The key American Founders (Washington, Jefferson, and Madison, specifically) believed UNCONVERTED Native Americans who worshipped the monotheistic “Great Spirit” believed in the same God Jews and Christians did. I guess Jehovah and the unconverted Natives’ “Great Spirit” God are one and the same. Likewise Allah is Jehovah, even if the Muslims, like those Native Americans, get some of the details wrong.
But it’s that line of thought — that Jews, Christians, theological unitarians (Trinity deniers), Mormons, Jehovah’s Witnesses, Muslims — all worship the same God, the true God (Jehovah). I know Mormons and JWs didn’t exist during the American Founding. Though the Swedenborgs, who did, make for a good substitute.
I don’t see “Kari” as arguing from this corner; correct me if I am wrong.
d) Re the historical documents: You may be able to find some more general God words in the US Constitution, Declaration of Independence and Federalist Papers. But you don’t see “Jehovah” or “Jesus Christ” in them. The US Constitution does use the conventional “In the Year of Our Lord” (i.e., AD on our currency) for dating purposing. Trying to make “God” out of that shows how nominally the US Constitution invokes God. (In other words, if the US Constitution is not “Godless,” it is “Godly” in the most nominal sense only.)
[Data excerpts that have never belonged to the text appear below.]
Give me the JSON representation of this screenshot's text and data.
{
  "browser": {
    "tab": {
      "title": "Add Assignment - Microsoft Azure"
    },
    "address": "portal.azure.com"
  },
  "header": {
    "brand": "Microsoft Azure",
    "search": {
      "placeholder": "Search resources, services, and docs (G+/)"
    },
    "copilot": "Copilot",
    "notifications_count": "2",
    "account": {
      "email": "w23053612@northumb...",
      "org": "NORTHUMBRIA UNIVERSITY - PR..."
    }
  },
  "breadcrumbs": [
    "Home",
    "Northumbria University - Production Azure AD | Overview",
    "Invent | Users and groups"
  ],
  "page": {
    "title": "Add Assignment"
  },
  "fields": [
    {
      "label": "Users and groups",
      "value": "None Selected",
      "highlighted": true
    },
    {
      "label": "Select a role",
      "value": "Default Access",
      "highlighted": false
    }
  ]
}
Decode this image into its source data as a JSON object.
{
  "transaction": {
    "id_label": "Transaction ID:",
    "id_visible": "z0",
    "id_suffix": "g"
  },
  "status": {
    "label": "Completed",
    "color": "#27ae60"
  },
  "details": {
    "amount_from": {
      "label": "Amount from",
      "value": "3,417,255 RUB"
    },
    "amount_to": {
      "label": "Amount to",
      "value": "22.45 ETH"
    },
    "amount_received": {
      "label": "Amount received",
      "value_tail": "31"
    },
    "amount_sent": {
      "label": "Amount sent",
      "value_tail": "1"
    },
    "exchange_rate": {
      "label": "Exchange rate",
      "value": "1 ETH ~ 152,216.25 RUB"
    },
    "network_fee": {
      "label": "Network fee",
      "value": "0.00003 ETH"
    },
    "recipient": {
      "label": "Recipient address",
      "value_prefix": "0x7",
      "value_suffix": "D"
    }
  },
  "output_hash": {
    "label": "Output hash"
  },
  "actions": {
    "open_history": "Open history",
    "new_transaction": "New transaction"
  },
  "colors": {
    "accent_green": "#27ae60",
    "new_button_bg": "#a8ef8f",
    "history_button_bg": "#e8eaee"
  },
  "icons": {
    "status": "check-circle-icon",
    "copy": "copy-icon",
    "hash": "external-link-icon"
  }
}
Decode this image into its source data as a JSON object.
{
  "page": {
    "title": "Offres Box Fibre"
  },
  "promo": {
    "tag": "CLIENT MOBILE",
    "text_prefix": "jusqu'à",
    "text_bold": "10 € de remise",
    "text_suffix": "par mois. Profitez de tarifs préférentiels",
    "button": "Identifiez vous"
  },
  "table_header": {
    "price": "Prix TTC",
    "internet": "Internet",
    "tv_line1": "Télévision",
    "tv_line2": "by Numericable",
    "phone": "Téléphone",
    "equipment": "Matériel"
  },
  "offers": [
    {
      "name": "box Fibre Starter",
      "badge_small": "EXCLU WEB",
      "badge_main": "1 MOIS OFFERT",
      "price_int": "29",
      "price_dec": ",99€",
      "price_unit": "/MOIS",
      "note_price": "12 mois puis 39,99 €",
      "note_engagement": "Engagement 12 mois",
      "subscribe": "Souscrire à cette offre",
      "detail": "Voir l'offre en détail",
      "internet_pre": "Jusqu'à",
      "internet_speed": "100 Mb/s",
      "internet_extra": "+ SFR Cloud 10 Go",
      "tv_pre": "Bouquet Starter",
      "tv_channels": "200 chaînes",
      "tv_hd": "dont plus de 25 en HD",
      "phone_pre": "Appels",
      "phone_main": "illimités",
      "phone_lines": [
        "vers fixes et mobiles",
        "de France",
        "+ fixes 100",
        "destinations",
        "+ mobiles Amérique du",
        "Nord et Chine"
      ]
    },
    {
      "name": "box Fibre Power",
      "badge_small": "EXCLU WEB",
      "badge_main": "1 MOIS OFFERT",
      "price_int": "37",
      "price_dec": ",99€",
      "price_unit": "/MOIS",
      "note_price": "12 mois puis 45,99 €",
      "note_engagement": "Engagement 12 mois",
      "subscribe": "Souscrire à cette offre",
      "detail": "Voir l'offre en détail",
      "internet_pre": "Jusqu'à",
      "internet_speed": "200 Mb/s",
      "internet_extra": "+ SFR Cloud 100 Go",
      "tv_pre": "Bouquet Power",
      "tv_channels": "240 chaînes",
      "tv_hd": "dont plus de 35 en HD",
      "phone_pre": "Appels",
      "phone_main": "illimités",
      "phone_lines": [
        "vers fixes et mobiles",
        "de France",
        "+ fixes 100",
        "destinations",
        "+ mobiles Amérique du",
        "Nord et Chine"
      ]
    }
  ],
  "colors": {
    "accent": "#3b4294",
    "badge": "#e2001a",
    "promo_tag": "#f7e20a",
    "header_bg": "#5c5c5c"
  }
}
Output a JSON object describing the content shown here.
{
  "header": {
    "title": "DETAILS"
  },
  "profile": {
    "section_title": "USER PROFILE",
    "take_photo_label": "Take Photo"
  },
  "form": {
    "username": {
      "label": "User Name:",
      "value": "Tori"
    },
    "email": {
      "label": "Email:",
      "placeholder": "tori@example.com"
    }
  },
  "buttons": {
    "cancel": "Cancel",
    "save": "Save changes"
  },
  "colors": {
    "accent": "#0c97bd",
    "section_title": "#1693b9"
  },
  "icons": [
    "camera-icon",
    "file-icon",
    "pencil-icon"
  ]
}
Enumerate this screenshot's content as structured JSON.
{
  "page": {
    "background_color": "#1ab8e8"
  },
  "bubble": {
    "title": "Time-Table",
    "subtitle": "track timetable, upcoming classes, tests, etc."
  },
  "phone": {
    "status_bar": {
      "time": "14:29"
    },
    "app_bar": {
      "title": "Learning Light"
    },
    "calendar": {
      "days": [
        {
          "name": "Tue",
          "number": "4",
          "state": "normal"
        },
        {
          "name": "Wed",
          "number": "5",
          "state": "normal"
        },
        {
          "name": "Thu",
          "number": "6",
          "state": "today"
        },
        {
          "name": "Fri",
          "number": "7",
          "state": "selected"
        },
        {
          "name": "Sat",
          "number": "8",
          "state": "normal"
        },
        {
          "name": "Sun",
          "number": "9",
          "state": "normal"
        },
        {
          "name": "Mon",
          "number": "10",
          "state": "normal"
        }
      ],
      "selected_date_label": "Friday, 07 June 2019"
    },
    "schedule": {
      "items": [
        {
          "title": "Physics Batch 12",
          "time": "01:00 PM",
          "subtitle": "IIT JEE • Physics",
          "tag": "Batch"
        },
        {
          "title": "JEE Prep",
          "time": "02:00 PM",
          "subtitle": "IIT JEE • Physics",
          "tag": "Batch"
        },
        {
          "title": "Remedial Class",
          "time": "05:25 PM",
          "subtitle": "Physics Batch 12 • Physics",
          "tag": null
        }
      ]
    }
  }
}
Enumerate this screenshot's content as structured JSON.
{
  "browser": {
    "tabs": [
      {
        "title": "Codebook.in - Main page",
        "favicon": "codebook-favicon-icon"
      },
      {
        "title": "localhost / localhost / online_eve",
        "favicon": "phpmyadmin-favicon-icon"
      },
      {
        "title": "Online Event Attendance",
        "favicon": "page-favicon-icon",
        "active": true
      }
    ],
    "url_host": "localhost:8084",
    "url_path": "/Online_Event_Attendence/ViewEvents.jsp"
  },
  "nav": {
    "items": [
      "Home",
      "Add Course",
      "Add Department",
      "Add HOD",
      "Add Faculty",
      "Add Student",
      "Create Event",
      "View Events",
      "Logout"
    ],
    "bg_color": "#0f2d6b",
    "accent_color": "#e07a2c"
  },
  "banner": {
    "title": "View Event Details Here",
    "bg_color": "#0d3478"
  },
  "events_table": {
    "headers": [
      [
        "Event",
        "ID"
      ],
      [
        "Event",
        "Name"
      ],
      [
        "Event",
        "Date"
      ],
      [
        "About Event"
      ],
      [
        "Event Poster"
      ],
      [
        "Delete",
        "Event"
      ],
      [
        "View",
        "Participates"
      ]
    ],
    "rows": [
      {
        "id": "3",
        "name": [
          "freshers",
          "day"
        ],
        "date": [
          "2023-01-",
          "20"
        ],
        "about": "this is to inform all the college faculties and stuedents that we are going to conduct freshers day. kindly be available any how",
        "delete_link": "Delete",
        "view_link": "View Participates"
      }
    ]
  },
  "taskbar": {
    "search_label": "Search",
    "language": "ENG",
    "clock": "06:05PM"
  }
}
e) The Ten Commandments: What are you talking about? Where did George Washington specifically invoke the Ten Commandments? John Adams and Thomas Jefferson both DOUBTED that we had the correct version of the Ten Commandments? What about James Madison? A supposed quotation of his on the Ten Commandments circulated (in large part to the efforts of David Barton who is still trying to live this down) only later to have been debunked.
I think Kari’s note is important because it illustrates how corrupt the rot is among the home schooled “Christian Americanists.” David Barton et al. may not be so stupid to themselves make such grievous errors. But they give winks and nods to the kind of errors this commenter makes.